L’accezione che più interessa in questo momento tragico per il paese, dopo il sisma che ha colpito il centro Italia, è certamente quella sul piano etico e sociale. Scorrendo il dizionario si evince che in questo ambito indica il rapporto di fratellanza e di reciproco sostegno che collega i singoli componenti di una collettività sulla base del sentimento di comune appartenenza a essa e di condivisione di un’identità collettiva, e in funzione della coscienza di comuni interessi e finalità da perseguire. Nel dibattito socio-filosofico in atto fra la fine del 20° e l’inizio del 21° sec., si possono distinguere due principali orientamenti teorici in questo tema: il primo è rappresentato dalla teoria della giustizia, il secondo da un approccio postmodernista che si contrappone alle riflessioni sul problema della solidarietà in termini di filosofia morale.

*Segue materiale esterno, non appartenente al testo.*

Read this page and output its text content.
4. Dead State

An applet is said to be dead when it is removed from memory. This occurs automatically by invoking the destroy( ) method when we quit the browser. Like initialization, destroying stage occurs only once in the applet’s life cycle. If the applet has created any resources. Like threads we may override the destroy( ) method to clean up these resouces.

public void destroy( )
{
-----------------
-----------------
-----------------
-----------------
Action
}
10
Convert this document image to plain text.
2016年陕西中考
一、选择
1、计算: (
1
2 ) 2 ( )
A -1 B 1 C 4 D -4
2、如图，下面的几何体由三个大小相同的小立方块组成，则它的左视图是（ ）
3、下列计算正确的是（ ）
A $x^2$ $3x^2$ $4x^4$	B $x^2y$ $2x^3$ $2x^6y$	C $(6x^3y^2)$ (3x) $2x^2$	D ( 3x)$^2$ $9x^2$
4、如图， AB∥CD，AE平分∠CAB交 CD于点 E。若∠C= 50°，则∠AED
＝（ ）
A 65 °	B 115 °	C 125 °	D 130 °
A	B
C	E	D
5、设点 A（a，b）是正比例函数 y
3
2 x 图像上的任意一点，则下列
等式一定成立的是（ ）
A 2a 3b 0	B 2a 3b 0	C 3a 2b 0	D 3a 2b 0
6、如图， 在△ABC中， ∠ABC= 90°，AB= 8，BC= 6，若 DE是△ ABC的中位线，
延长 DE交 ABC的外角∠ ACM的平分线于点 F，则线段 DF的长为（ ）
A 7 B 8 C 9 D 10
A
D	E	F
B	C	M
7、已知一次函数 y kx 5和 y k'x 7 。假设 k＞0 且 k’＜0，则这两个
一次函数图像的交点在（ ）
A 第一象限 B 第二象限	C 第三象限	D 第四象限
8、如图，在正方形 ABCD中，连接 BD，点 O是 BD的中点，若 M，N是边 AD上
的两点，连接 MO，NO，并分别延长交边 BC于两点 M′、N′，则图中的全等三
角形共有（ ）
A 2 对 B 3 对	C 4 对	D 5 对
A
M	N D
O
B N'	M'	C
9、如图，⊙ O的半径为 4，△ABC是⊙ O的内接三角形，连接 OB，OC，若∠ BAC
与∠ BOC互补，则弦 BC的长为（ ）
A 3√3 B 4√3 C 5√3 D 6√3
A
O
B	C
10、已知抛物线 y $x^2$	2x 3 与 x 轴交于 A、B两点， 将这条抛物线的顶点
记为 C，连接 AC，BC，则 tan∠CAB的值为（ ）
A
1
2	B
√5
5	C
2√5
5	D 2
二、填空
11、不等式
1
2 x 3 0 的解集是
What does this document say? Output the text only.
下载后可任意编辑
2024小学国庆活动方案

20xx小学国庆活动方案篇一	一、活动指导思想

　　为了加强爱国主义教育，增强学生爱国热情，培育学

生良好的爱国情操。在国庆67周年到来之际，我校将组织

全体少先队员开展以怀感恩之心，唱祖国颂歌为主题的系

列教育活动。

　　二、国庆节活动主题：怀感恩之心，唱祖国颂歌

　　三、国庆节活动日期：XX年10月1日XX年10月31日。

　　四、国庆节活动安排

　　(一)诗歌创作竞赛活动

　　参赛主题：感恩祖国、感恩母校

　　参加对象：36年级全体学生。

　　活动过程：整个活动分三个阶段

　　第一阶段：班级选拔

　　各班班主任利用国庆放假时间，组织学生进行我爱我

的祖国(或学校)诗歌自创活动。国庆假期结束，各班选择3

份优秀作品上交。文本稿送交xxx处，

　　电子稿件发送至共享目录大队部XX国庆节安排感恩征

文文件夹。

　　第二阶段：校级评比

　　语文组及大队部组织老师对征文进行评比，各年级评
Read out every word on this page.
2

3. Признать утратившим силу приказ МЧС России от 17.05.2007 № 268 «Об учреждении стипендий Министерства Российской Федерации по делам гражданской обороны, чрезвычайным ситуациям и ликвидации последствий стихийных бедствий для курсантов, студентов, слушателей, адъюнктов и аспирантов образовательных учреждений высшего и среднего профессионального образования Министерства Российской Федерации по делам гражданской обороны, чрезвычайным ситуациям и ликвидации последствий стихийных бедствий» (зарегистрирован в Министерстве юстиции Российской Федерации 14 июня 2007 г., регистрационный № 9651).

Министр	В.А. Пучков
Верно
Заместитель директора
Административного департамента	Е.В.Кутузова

Per Rorty, uno dei maggiori esponenti di quest’ultimo indirizzo, si deve rifiutare il richiamo a «qualcosa al di là della storia e delle istituzioni», all’idea di umanità, o all’ipotesi di una natura umana comune a tutti. Bersaglio polemico della sua critica è «l’universalismo etico secolare» mutuato dal cristianesimo. Nel suo pensiero, la solidarietà deve trascendere le differenze ed estendersi a categorie sociali sempre più ampie. Al contrario, Geras invoca gli ideali della comune natura umana, dei diritti universali e ritiene che ragionando insieme gli uomini possano scoprire ingiustizie e sofferenze evitabili. Proprio su questo terreno si sviluppa un articolato dibattito che parte dalla questione della giustizia.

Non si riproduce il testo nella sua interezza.